Juan Antonio Rosado
Muchos han denunciado el bandidaje autoritario u “oficial”, la podredumbre administrativa, la hipocresía de hombres públicos y de quienes desean “ayudar”, la burocracia ineficiente y parasitaria, cuyo anhelo es escalar mediante adulaciones, el gusto de muchos políticos “doble cara” por sumergirse en las cloacas y beber su contenido con tal de salir con los bolsillos llenos del dinero que los ciudadanos honrados entregan en forma de impuestos. Hay autores que se han referido a la corrupción, a los medios para escalar, a las paradojas de la noble profesión de maestro, a las descuidadas primarias oficiales y a un cada vez más insustancial y precario nivel educativo. Lo que vivimos desde hace tiempo me recuerda —tristemente— a ese chiste de Les Luthiers en que el nuevo presidente de un país llamado Feudalia nombra al cabo Primero Anastasio López secretario de Educación y Cultura, no porque se llame Anastasio López ni sea cabo, sino por las connotaciones de ese nombre y de esa función militar frente a los encargados de las otras secretarías de estado. Pocos han sido los gobiernos que le han conferido a la educación y a la cultura los papeles centrales para que prospere una nación. Educarse implica pensar, y pensar, cultivar y ejercer el criterio. Esas actividades —de por sí elitistas por cuestiones que tienen que ver con las capacidades y aptitudes de cada quien—, se convierten en algo no sólo casi inaccesible incluso para quien pueda tener capacidades, sino también en dóciles, ligeras e inofensivas al reducirse, encapsularse y burocratizarse hasta el absurdo.

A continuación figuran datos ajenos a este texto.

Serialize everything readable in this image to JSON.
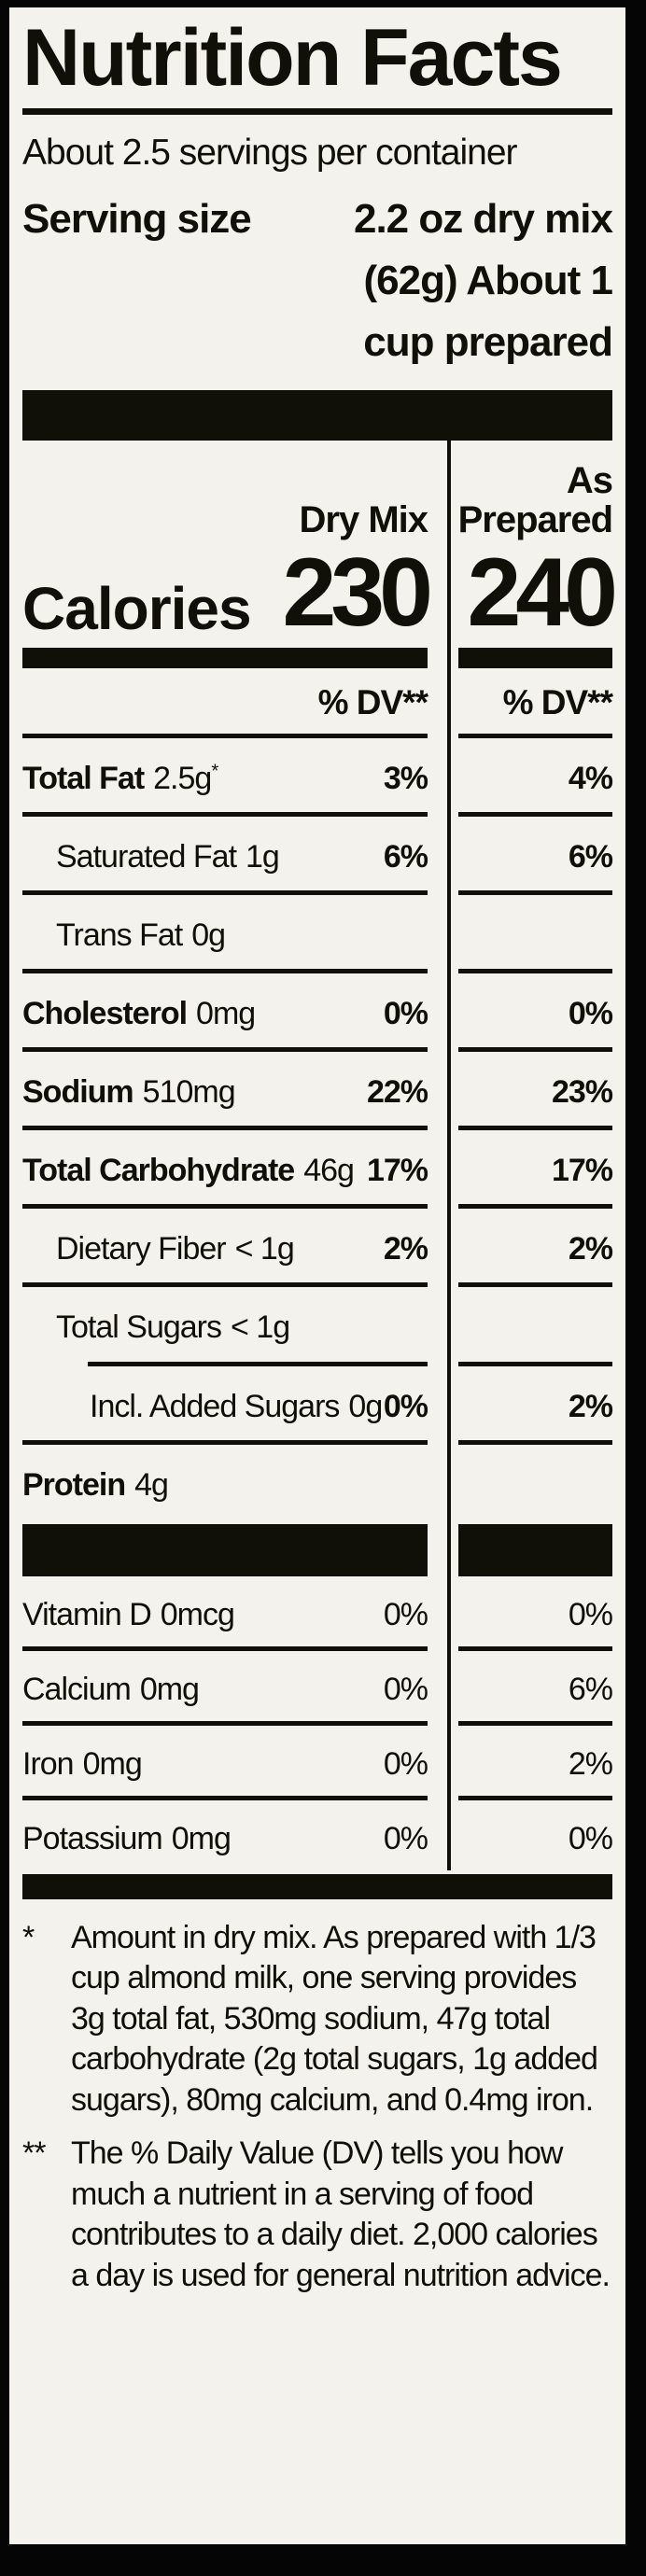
{
  "label": {
    "title": "Nutrition Facts",
    "servings_per_container": "About 2.5 servings per container",
    "serving_size": {
      "label": "Serving size",
      "line1": "2.2 oz dry mix",
      "line2": "(62g) About 1",
      "line3": "cup prepared"
    },
    "columns": {
      "dry": "Dry Mix",
      "prepared_line1": "As",
      "prepared_line2": "Prepared"
    },
    "calories": {
      "label": "Calories",
      "dry": "230",
      "prepared": "240"
    },
    "dv_header": "% DV**",
    "nutrients": [
      {
        "name": "Total Fat",
        "amount": "2.5g",
        "amount_sup": "*",
        "dry_dv": "3%",
        "prep_dv": "4%"
      },
      {
        "name": "Saturated Fat",
        "amount": "1g",
        "dry_dv": "6%",
        "prep_dv": "6%"
      },
      {
        "name": "Trans Fat",
        "amount": "0g",
        "dry_dv": "",
        "prep_dv": ""
      },
      {
        "name": "Cholesterol",
        "amount": "0mg",
        "dry_dv": "0%",
        "prep_dv": "0%"
      },
      {
        "name": "Sodium",
        "amount": "510mg",
        "dry_dv": "22%",
        "prep_dv": "23%"
      },
      {
        "name": "Total Carbohydrate",
        "amount": "46g",
        "dry_dv": "17%",
        "prep_dv": "17%"
      },
      {
        "name": "Dietary Fiber",
        "amount": "< 1g",
        "dry_dv": "2%",
        "prep_dv": "2%"
      },
      {
        "name": "Total Sugars",
        "amount": "< 1g",
        "dry_dv": "",
        "prep_dv": ""
      },
      {
        "name": "Incl. Added Sugars",
        "amount": "0g",
        "dry_dv": "0%",
        "prep_dv": "2%"
      },
      {
        "name": "Protein",
        "amount": "4g",
        "dry_dv": "",
        "prep_dv": ""
      }
    ],
    "vitamins": [
      {
        "name": "Vitamin D",
        "amount": "0mcg",
        "dry_dv": "0%",
        "prep_dv": "0%"
      },
      {
        "name": "Calcium",
        "amount": "0mg",
        "dry_dv": "0%",
        "prep_dv": "6%"
      },
      {
        "name": "Iron",
        "amount": "0mg",
        "dry_dv": "0%",
        "prep_dv": "2%"
      },
      {
        "name": "Potassium",
        "amount": "0mg",
        "dry_dv": "0%",
        "prep_dv": "0%"
      }
    ],
    "footnotes": [
      {
        "marker": "*",
        "text": "Amount in dry mix. As prepared with 1/3 cup almond milk, one serving provides 3g total fat, 530mg sodium, 47g total carbohydrate (2g total sugars, 1g added sugars), 80mg calcium, and 0.4mg iron."
      },
      {
        "marker": "**",
        "text": "The % Daily Value (DV) tells you how much a nutrient in a serving of food contributes to a daily diet. 2,000 calories a day is used for general nutrition advice."
      }
    ],
    "colors": {
      "paper": "#f4f2ec",
      "ink": "#111008"
    }
  }
}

En un país civilizado (no en Feudalia ni en México), la actividad de maestro —desde kínder hasta posgrado— debería ser la mejor remunerada, mucho más que la de cualquier funcionario de mando medio. El maestro forma personas, contribuye a su superación, y ello implica la superación del país. La educación integral es la única vía para empezar a acabar con las adicciones y la violencia. Pero a nuestros gobiernos no les ha interesado superar las conciencias ni sensibilidades de sus “gobernados”.
El dinero es el vehículo y fin de la corrupción. Ya desde antes de los noventa, se perfilaba el neoliberalismo educativo. Se le denomina “pedagogía de la exclusión”. Los funcionarios obtusos no perciben en la educación ni en la salud derechos que conllevan obligaciones, sino una ayuda (caridad). Por ello esos obtusos contemplan la institución educativa como una empresa con visión clientelar, que debe dejar ganancias personales, no como una empresa para que todos ganen. El desarrollo del intelecto, la superación es joya de fantasía. ¿Y el profesor? Criado del empresario. Por esa visión obtusa, los profesores de escuelas oficiales suelen ganar casi lo mismo que una servidora doméstica. Hay gastos inútiles, viajes, lujos de funcionarios parásitos, pero eso sí: cada 15 de mayo, huelgas de maestros, mítines, carreteras bloqueadas, profesores comportándose como resentidos sociales porque a ello se les ha obligado, y porque nadie se resigna a la miseria cuando sobran recursos en un país tan rico como el nuestro.
Seguimos acostumbrados a las abstracciones, no a descender a la realidad. Cada vez que alguien habla de ayudar a los pobres, me pongo a temblar: “otro negociante de la pobreza; uno más que quiere hacerse rico abogando por los pobres”. Mejor edúcalos, enséñales a pescar y deja de darles pescado. La caridad debe desaparecer y ser sustituida por el derecho al trabajo bien remunerado, el derecho a la salud y a la educación, al costo que se pueda o quiera asumir. Cuantas más escuelas, mejor. El pobre saldría de su pobreza si se le otorgara el derecho de educar y desarrollar sus capacidades (las que sean). Todo es útil en una sociedad. Como dice el refrán
—muy citado por Alfonso Reyes—: “Todo lo sabemos entre todos”.